Sabtu, 10 Maret 2012

Supersemar dan Politik Machiavellian


Supersemar dan Politik Machiavellian
Endang Suryadinata, ALUMNUS ERASMUS UNIVERSITEIT ROTTERDAM
SUMBER : SINAR HARAPAN, 10 Maret 2012



Surat Perintah 11 Maret 1966 (Supersemar) adalah surat sangat sakti penuh kontroversi, sekaligus berimplikasi luas.

Bahkan, pada peringatan Supersemar tahun ini, publik tetap terwarisi kontroversi dan memikul beban sejarah atas terbitnya surat itu, baik surat versi asli yang hingga kini tak jelas rimbanya, maupun terbitnya berbagai versi aspalnya.
Soal saktinya Supersemar, publik sudah tahu, karena dengan surat itu Soeharto merasa mendapat mandat atau transfer kekuasaan dari Bung Karno. Setelah menerima surat itu, Soeharto bertindak layaknya Presiden.

Padahal, presiden sah Bung Karno saat pelantikan Kabinet Ampera, pada 28 Juli 1966 mengatakan: ”Pers asing mengatakan bahwa perintah ini adalah a transfer of authority to General Suharto. Tidak. Its not a transfer of authority to General Suharto. I repeat again, its not a transfer of authority.”

Bung Karno boleh berkata seperti itu, tetapi kekuasaannya diam-diam telah dirampas Soeharto. Bahkan, agar Supersemar dinilai legitimate, Soeharto bisa bersekongkol dengan MPRS lewat Tap MPRS IX/MPRS/ 1966 sehingga membuat Bung Karno si pemberi mandat tidak bisa mencabut surat itu.

Lalu pada 12 Maret 1967, Soeharto dilantik menjadi penjabat Presiden, dan setahun kemudian dilantik sebagai Presiden pada 27 Maret 1968 oleh MPRS, kemudian dipilih kembali oleh MPR hingga 1998.

Kudeta

Tidak heran jika Supersemar dan segala sesuatu yang dilakukan Soeharto terkait surat itu disebut kudeta merangkak.

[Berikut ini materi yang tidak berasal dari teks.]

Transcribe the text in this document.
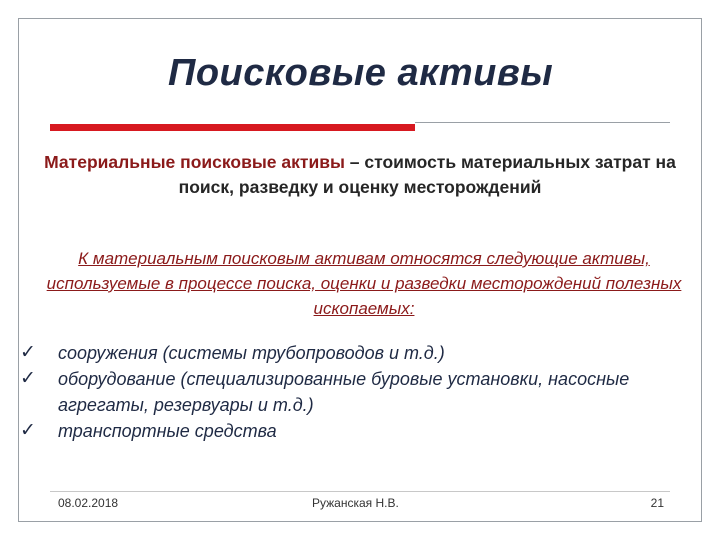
Поисковые активы
Материальные поисковые активы – стоимость материальных затрат на поиск, разведку и оценку месторождений
К материальным поисковым активам относятся следующие активы, используемые в процессе поиска, оценки и разведки месторождений полезных ископаемых:
✓ сооружения (системы трубопроводов и т.д.)
✓ оборудование (специализированные буровые установки, насосные агрегаты, резервуары и т.д.)
✓ транспортные средства
08.02.2018	Ружанская Н.В.	21
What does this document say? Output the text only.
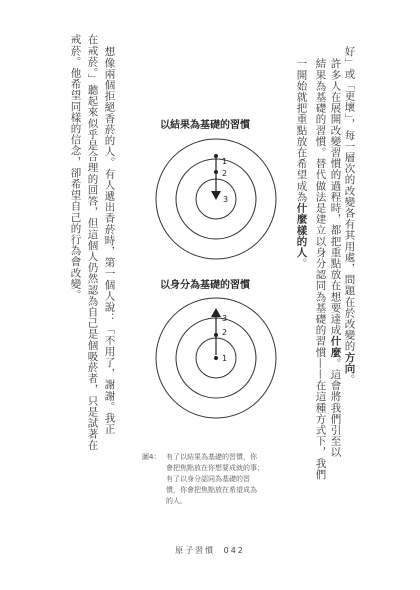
好」或「更壞」，每一層次的改變各有其用處，問題在於改變的方向。
許多人在展開改變習慣的過程時，都把重點放在想要達成什麼。這會將我們引至以
結果為基礎的習慣。替代做法是建立以身分認同為基礎的習慣——在這種方式下，我們
一開始就把重點放在希望成為什麼樣的人。
以結果為基礎的習慣
1
2
3
以身分為基礎的習慣
3
2
1
圖4： 有了以結果為基礎的習慣，你
會把焦點放在你想要成就的事；
有了以身分認同為基礎的習
慣，你會把焦點放在希望成為
的人。
想像兩個拒絕香菸的人。有人遞出香菸時，第一個人說：「不用了，謝謝。我正
在戒菸。」聽起來似乎是合理的回答，但這個人仍然認為自己是個吸菸者，只是試著在
戒菸。他希望同樣的信念，卻希望自己的行為會改變。
原子習慣 042
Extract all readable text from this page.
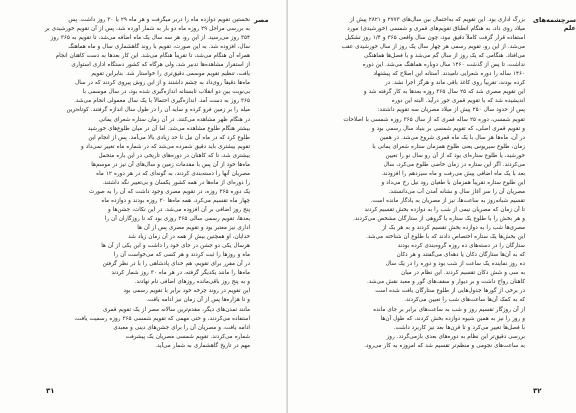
مصر
نخستین تقویم دوازده ماه را دربر میگرفت و هر ماه ۲۹ یا ۳۰ روز داشت. پس
به بررسی مراحل ۲۹ روزه ماه دو بار به شمار آورده شد، پس از آن تقویم خورشیدی بر
۳۵۴ روز می‌رسید. از این رو، هر سه سال یک ماه اضافه می‌شد، تا تقویم به ۳۶۵ روز
سال، افزوده شد. به این صورت، تقویم با روند گاهشماری سال و ماه هماهنگ
همراه آن هنگام می‌شد، تا تقریباً هنگام می‌شد. این کار بعدها به دست کاهنان انجام
از استقرار مشاهده‌ها تدبیر شد، ولی هرگاه که کشور دستگاه اداری استواری
یافت، تنظیم تقویم موسمی دقیق‌تری را خواستار شد. بنابراین تقویم
ماه‌ها دقیقاً روی‌داد به چشم داشتند و از این روش پیروی کردند که در سال
بی‌نوبت بین دو انقلاب تابستانه اندازه‌گیری شده بود، در سال موسمی با
۳۶۵ روز به دست آمد. اندازه‌گیری احتمالاً با یک سال معمولی انجام می‌شد.
میله را بر زمین فرو کرده و سایه آن را در طول سال اندازه گرفتند. کوتاه‌ترین
در هنگام ظهر مشاهده می‌کنند. در آن زمان ستاره شعرای یمانی
بیشتر هنگام طلوع مشاهده می‌شد. اما آن در میان طلوع‌های خورشید
طلوع کرد که در ماه آن نیل تا حد زیادی بالا می‌آمد. پس از انجام این
تقویم بیشتری باید دقیق شمرده می‌شد که در شماره ماه تغییر نمی‌داد و
بیشتری شد، تا که کاهنان در دوره‌های تاریخی در این باره متحمل
ماه‌ها خود از آن پس با مقدمات زمین و سال‌های آن نیز در موسم‌ها
مصریان آنها را دسته‌بندی کردند، به گونه‌ای که در هر دوره ۱۲ ماه
را دوره‌ای از ماه‌ها در همه کشور یکسان و بی‌تغییر نگه داشتند.
یک دوره ۳۶۵ روزه، در تقویم مصری وجود داشت که آن را به صورت
چهار ماه تقسیم می‌کرد، همه ماه‌ها ۳۰ روزه بودند و دوازده ماه
پنج روز اضافی بر آن افزوده می‌شد. در این نکات، جشن‌ها و
بعدها، تقویم رسمی سالی ۳۶۵ روزی بود که تا روزگاران آن را
اداری نیز معتبر بود و تقویم مصری پس از آن ها
خدایان، او همچنین بیش از همه در آن زمان زیاد شد
هرسال یکی دو جشن در جای خود را داشت و این یکی از آن ها
ماه و روزها را ثبت کردند و هر کسی که می‌خواست آن را
در آن مقرر برای تقویم، هم خدای پادشاهی را با در نظر گرفتن
ماه‌ها را مانند یکدیگر گرفته، در هر ماه ۳۰ روز شمار کردند
و به پنج روز باقی‌مانده روزهای اضافی نام نهادند.
این تقویم در روند چرخه خود برابر با تقویم رسمی بود
و تا هزاره‌ها پس از آن زمان نیز ادامه یافت.
مانند تمدن‌های دیگر، مقدم‌ترین سالانه مصر از یک تقویم قمری
استفاده می‌کردند، و حتی مهمی که تقویم شمسی ۳۶۵ روزه رسمیت یافت،
ادامه یافت، و مصریان آن را برای جشن‌های دینی و معبدی
شماره می‌کردند. تقویم شمسی مصریان یک پیشرفت
مهم در تاریخ گاهشماری به شمار می‌آید.
۳۱
سرچشمه‌های علم
بزرگ اداری بود. این تقویم که به‌احتمال بین سال‌های ۲۷۷۳ و ۲۸۲۱ پیش از
میلاد روی داد، به هنگام انطباق تقویم‌های قمری و شمسی (خورشیدی) مورد
استفاده قرار گرفت کاملاً دقیق نبود، چون سال واقعی ۳۶۵ و ۱/۴ روز تشکیل
می‌شد. از این رو، تقویم رسمی هر چهار سال یک روز از سال خورشیدی عقب
می‌افتاد. هنگامی که یک روز از سال گم می‌شد و با فصل‌ها هماهنگی
نداشت، تا پس از گذشت ۱۴۶۰ سال دوباره هماهنگ می‌شد. این دوره
۱۴۶۰ ساله را دوره شعرایی نامیدند. آستانه این اصلاح که پیشنهاد
کرده بودند، تقریباً روی کاغذ باقی ماند و هرگز اجرا نشد. در
این تقویم مصری شد که ۲۵ سال ۳۶۵ روزه بعدها به کار گرفته شد و
اندیشیده شد که با تقویم قمری جور درآید. البته این دوره
پس‌ از حدود سال ۲۵۰ پیش از میلاد مصریان سه تقویم داشتند:
تقویم شمسی، دوره ۲۵ ساله قمری که از سال ۳۶۵ روزه شمسی با اصلاحات
و تقویم قمری اصلی، که تقویم شمسی بر بنیاد سال رسمی بود و
در آن، ماه‌ها هر سال با یک ماه قمری شروع می‌شد. در همین
زمان، طلوع سیریوس یعنی طلوع همزمان ستاره شعرای یمانی با
خورشید، یا طلوع ستاره‌ای بود که از آن رو سال نو را تعیین
می‌کردند. اگر این ستاره در زمان خاصی طلوع می‌کرد، سال
بعد با یک ماه اضافی پیش می‌رفت و ماه سیزدهم را افزودند.
این طلوع ستاره تقریباً همزمان با طغیان رود نیل رخ می‌داد و
مصریان آن را سر آغاز سال و نشانه آمدن آب می‌دانستند.
تقسیم شبانه‌روز به ساعت‌ها، نیز از مصریان به یادگار مانده است.
تا آن زمان که مصریان نیمی از شب را به دوازده بخش تقسیم کردند
و هر بخش را با طلوع یک ستاره یا گروهی از ستارگان مشخص می‌کردند.
مصری‌ها شب را به دوازده بخش تقسیم کردند و به هر یک از
این بخش‌ها یک ستاره اختصاص دادند که با طلوع آن شناخته می‌شد.
ستارگان را در دسته‌های ده روزه گروه‌بندی کرده بودند
که به آن‌ها ستارگان دکان یا دهه‌ای می‌گفتند و هر دکان
ده روز نماینده یک ساعت از شب بود و دوره را در یک سال
به سی و شش دکان تقسیم کردند. این نظام در میان
کاهنان رواج داشت و بر دیوار و سقف‌های گور و معبد نقش می‌شد.
در برخی از گورها جدول‌هایی از طلوع ستارگان یافت شده است
که به کمک آن‌ها ساعت‌های شب را تعیین می‌کردند.
از آن روزگار تقسیم روز و شب به ساعت‌های برابر بر جای مانده
و روز را نیز به همین شیوه دوازده بخش کردند، که طول آن‌ها
با فصل‌ها تغییر می‌کرد و تا قرن‌ها بعد نیز کاربرد داشت.
بررسی دقیق‌تر این نظام به دوره‌های بعدی بازمی‌گردد. روز
به ساعت‌های نجومی و منظم‌تر تقسیم شد که امروزه به کار می‌رود.
۳۲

Ini karena pemegang kekuasaan sah Presiden Soekarno perlahan tapi pasti bisa disingkirkan, lalu dikarantina dalam keadaan sakit, hingga akhirnya Bung Karno wafat dalam kesepian pada 20 Juni 1970.

Terkait Supersemar, sejumlah sejarawan atau pakar hukum tata negara sepakat menyebut apa yang dilakukan Jenderal Soeharto dan pihak di luarnya seperti MPRS sebagai kudeta atau peralihan kekuasaan yang tidak konstitusional.

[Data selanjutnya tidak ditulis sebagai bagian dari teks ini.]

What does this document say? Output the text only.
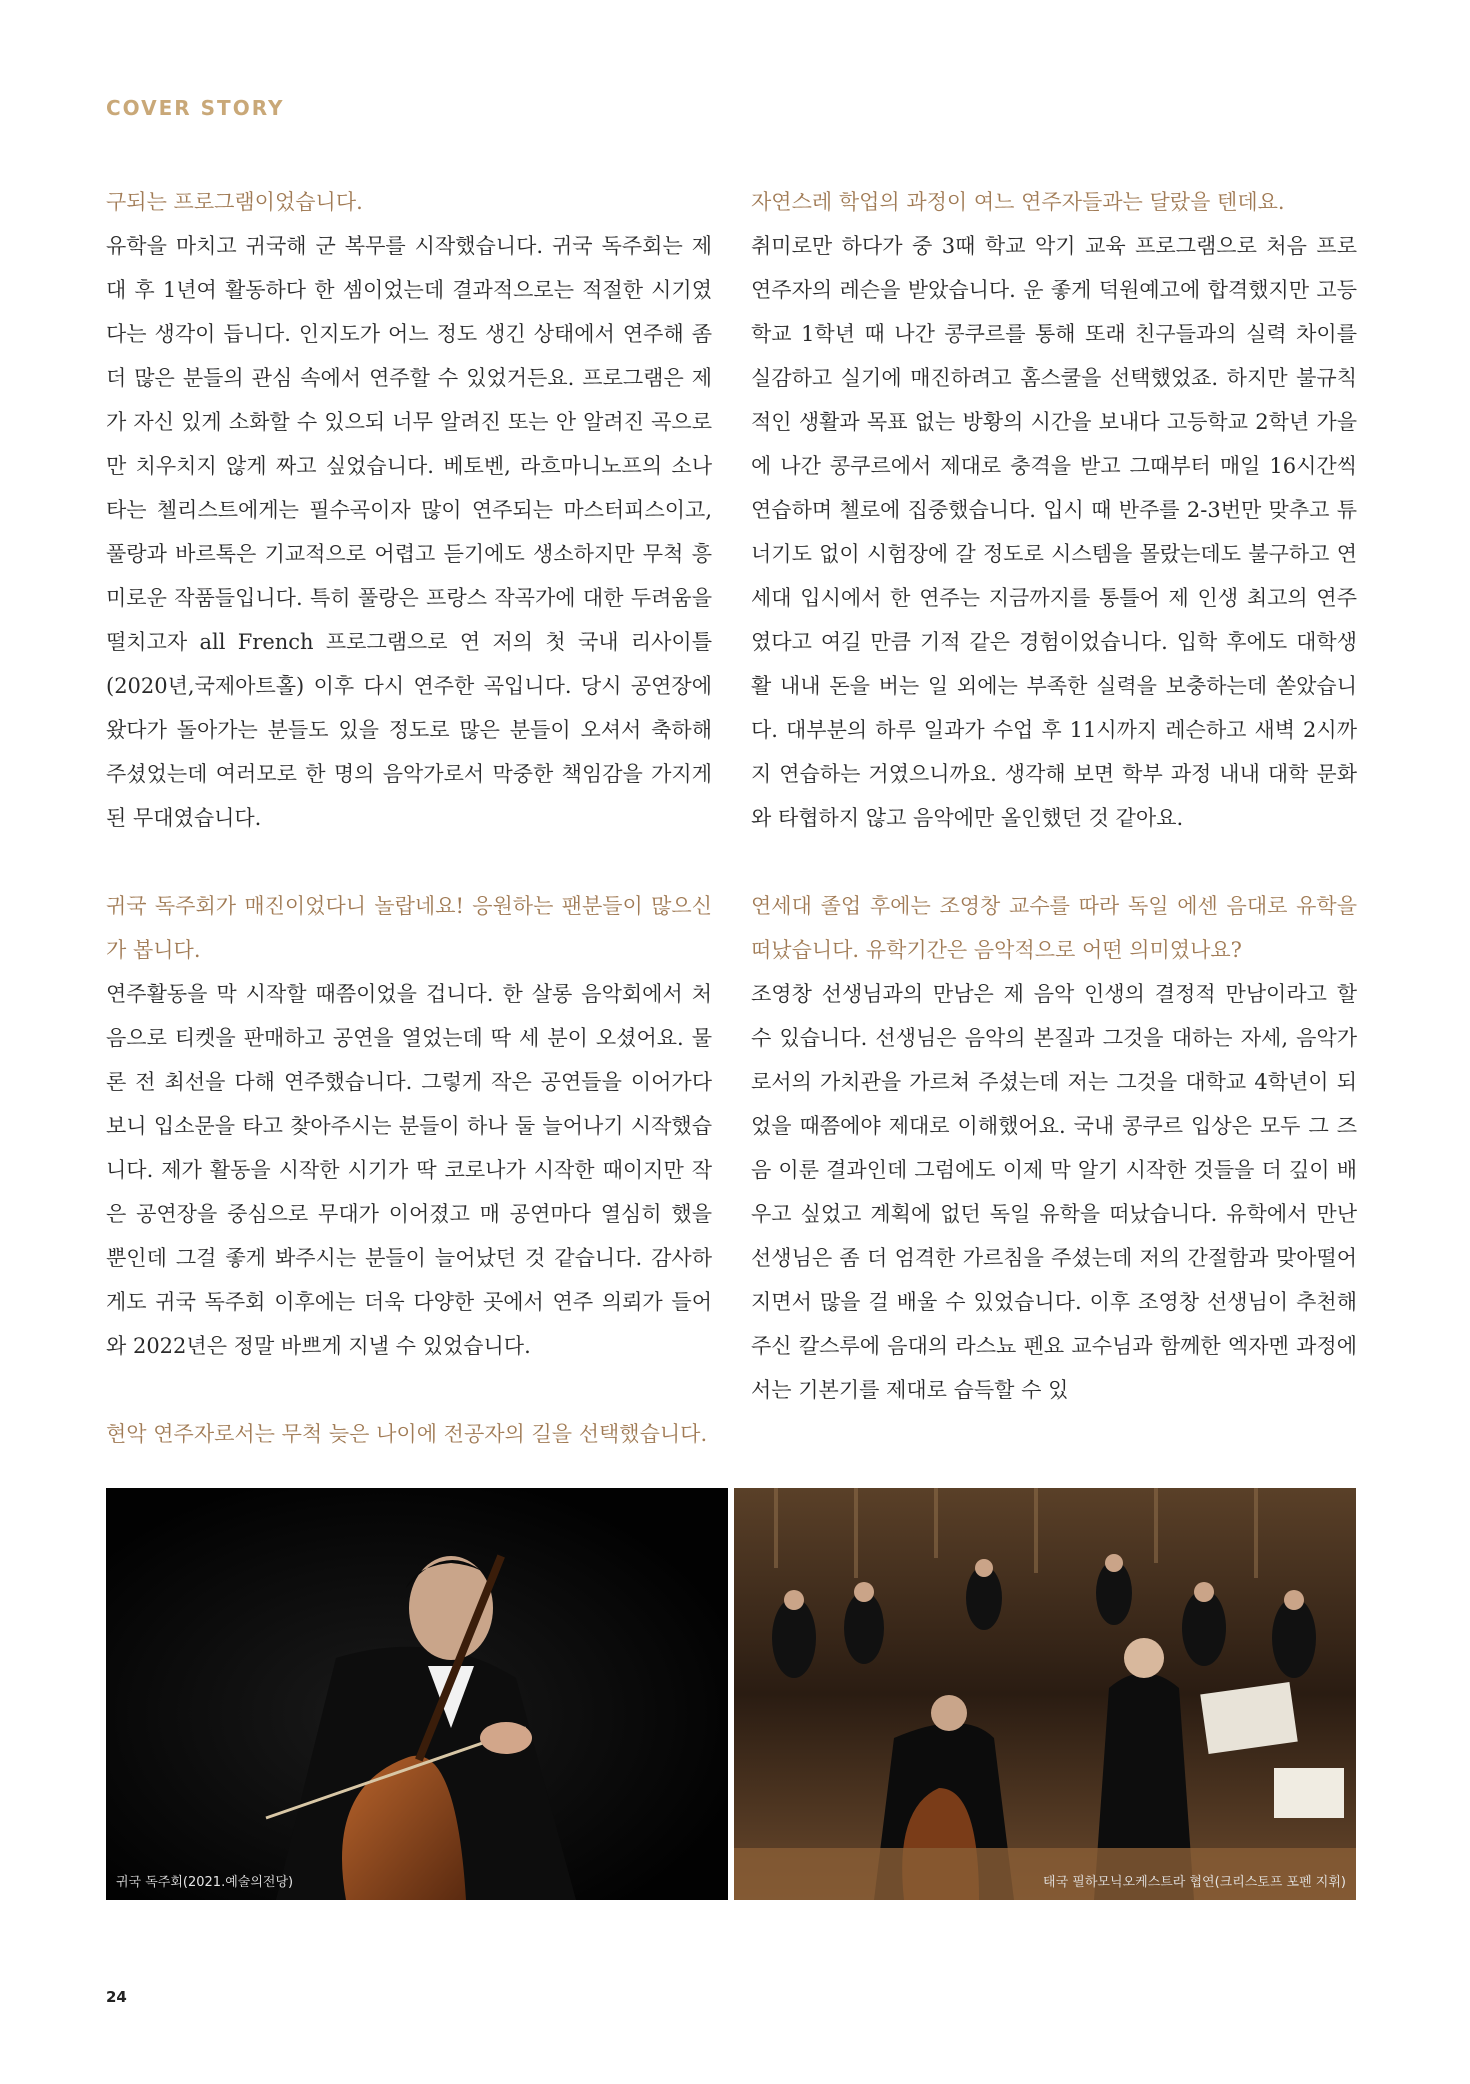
COVER STORY

구되는 프로그램이었습니다.

유학을 마치고 귀국해 군 복무를 시작했습니다. 귀국 독주회는 제대 후 1년여 활동하다 한 셈이었는데 결과적으로는 적절한 시기였다는 생각이 듭니다. 인지도가 어느 정도 생긴 상태에서 연주해 좀 더 많은 분들의 관심 속에서 연주할 수 있었거든요. 프로그램은 제가 자신 있게 소화할 수 있으되 너무 알려진 또는 안 알려진 곡으로만 치우치지 않게 짜고 싶었습니다. 베토벤, 라흐마니노프의 소나타는 첼리스트에게는 필수곡이자 많이 연주되는 마스터피스이고, 풀랑과 바르톡은 기교적으로 어렵고 듣기에도 생소하지만 무척 흥미로운 작품들입니다. 특히 풀랑은 프랑스 작곡가에 대한 두려움을 떨치고자 all French 프로그램으로 연 저의 첫 국내 리사이틀(2020년,국제아트홀) 이후 다시 연주한 곡입니다. 당시 공연장에 왔다가 돌아가는 분들도 있을 정도로 많은 분들이 오셔서 축하해 주셨었는데 여러모로 한 명의 음악가로서 막중한 책임감을 가지게 된 무대였습니다.

귀국 독주회가 매진이었다니 놀랍네요! 응원하는 팬분들이 많으신가 봅니다.

연주활동을 막 시작할 때쯤이었을 겁니다. 한 살롱 음악회에서 처음으로 티켓을 판매하고 공연을 열었는데 딱 세 분이 오셨어요. 물론 전 최선을 다해 연주했습니다. 그렇게 작은 공연들을 이어가다 보니 입소문을 타고 찾아주시는 분들이 하나 둘 늘어나기 시작했습니다. 제가 활동을 시작한 시기가 딱 코로나가 시작한 때이지만 작은 공연장을 중심으로 무대가 이어졌고 매 공연마다 열심히 했을 뿐인데 그걸 좋게 봐주시는 분들이 늘어났던 것 같습니다. 감사하게도 귀국 독주회 이후에는 더욱 다양한 곳에서 연주 의뢰가 들어와 2022년은 정말 바쁘게 지낼 수 있었습니다.

현악 연주자로서는 무척 늦은 나이에 전공자의 길을 선택했습니다.

자연스레 학업의 과정이 여느 연주자들과는 달랐을 텐데요.

취미로만 하다가 중 3때 학교 악기 교육 프로그램으로 처음 프로 연주자의 레슨을 받았습니다. 운 좋게 덕원예고에 합격했지만 고등학교 1학년 때 나간 콩쿠르를 통해 또래 친구들과의 실력 차이를 실감하고 실기에 매진하려고 홈스쿨을 선택했었죠. 하지만 불규칙적인 생활과 목표 없는 방황의 시간을 보내다 고등학교 2학년 가을에 나간 콩쿠르에서 제대로 충격을 받고 그때부터 매일 16시간씩 연습하며 첼로에 집중했습니다. 입시 때 반주를 2-3번만 맞추고 튜너기도 없이 시험장에 갈 정도로 시스템을 몰랐는데도 불구하고 연세대 입시에서 한 연주는 지금까지를 통틀어 제 인생 최고의 연주였다고 여길 만큼 기적 같은 경험이었습니다. 입학 후에도 대학생활 내내 돈을 버는 일 외에는 부족한 실력을 보충하는데 쏟았습니다. 대부분의 하루 일과가 수업 후 11시까지 레슨하고 새벽 2시까지 연습하는 거였으니까요. 생각해 보면 학부 과정 내내 대학 문화와 타협하지 않고 음악에만 올인했던 것 같아요.

연세대 졸업 후에는 조영창 교수를 따라 독일 에센 음대로 유학을 떠났습니다. 유학기간은 음악적으로 어떤 의미였나요?

조영창 선생님과의 만남은 제 음악 인생의 결정적 만남이라고 할 수 있습니다. 선생님은 음악의 본질과 그것을 대하는 자세, 음악가로서의 가치관을 가르쳐 주셨는데 저는 그것을 대학교 4학년이 되었을 때쯤에야 제대로 이해했어요. 국내 콩쿠르 입상은 모두 그 즈음 이룬 결과인데 그럼에도 이제 막 알기 시작한 것들을 더 깊이 배우고 싶었고 계획에 없던 독일 유학을 떠났습니다. 유학에서 만난 선생님은 좀 더 엄격한 가르침을 주셨는데 저의 간절함과 맞아떨어지면서 많을 걸 배울 수 있었습니다. 이후 조영창 선생님이 추천해 주신 칼스루에 음대의 라스뇨 펜요 교수님과 함께한 엑자멘 과정에서는 기본기를 제대로 습득할 수 있

귀국 독주회(2021.예술의전당)	태국 필하모닉오케스트라 협연(크리스토프 포펜 지휘)
24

Teman saya asal Talun, Kabupaten Blitar, mendiang Prof Dr Suwoto Mulyosudarmo, juga sudah membahas hal ini secara lebih detail dalam disertasinya di Unair pada 1990, yang berjudul ”Peralihan Kekuasaan: Kajian Teoritis dan Yuridis terhadap Pidato Nawaksara”.

Cara Pak Harto mengemas kudeta memang amat lihai. Seolah tercipta kesan tidak ada pertumpahan darah terhadap Bung Karno, tetapi para pendukung Bung Karno terlebih mereka yang diberi cap PKI, adalah pihak yang darahnya tertumpah.

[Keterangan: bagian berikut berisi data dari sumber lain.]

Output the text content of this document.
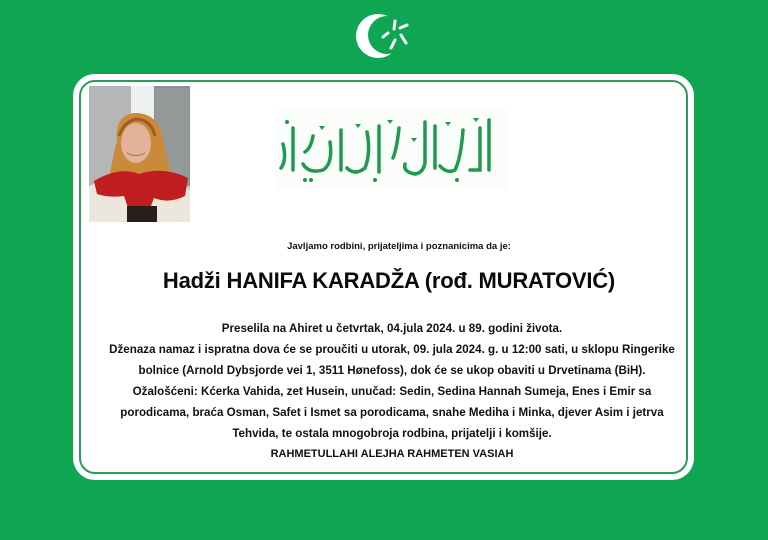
Javljamo rodbini, prijateljima i poznanicima da je:
Hadži HANIFA KARADŽA (rođ. MURATOVIĆ)
Preselila na Ahiret u četvrtak, 04.jula 2024. u 89. godini života.
Dženaza namaz i ispratna dova će se proučiti u utorak, 09. jula 2024. g. u 12:00 sati, u sklopu Ringerike
bolnice (Arnold Dybsjorde vei 1, 3511 Hønefoss), dok će se ukop obaviti u Drvetinama (BiH).
Ožalošćeni: Kćerka Vahida, zet Husein, unučad: Sedin, Sedina Hannah Sumeja, Enes i Emir sa
porodicama, braća Osman, Safet i Ismet sa porodicama, snahe Mediha i Minka, djever Asim i jetrva
Tehvida, te ostala mnogobroja rodbina, prijatelji i komšije.
RAHMETULLAHI ALEJHA RAHMETEN VASIAH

Ada yang menyebut angkanya jutaan. Jangan lupa sehari setelah menerima Supersemar, Soeharto membubarkan PKI. Sebagian lain yang masih hidup hingga kini terpaksa jadi “eksil” di Eropa dan bagian lain dunia. Semua itu merupakan buntut dari Supersemar.

Bahkan, semasa berkuasa (1966–1998), Soeharto dengan amat cerdik bisa mendikte publik, termasuk para sejarawan, dengan menciptakan kesan betapa misteriusnya keberadaan naskah Supersemar.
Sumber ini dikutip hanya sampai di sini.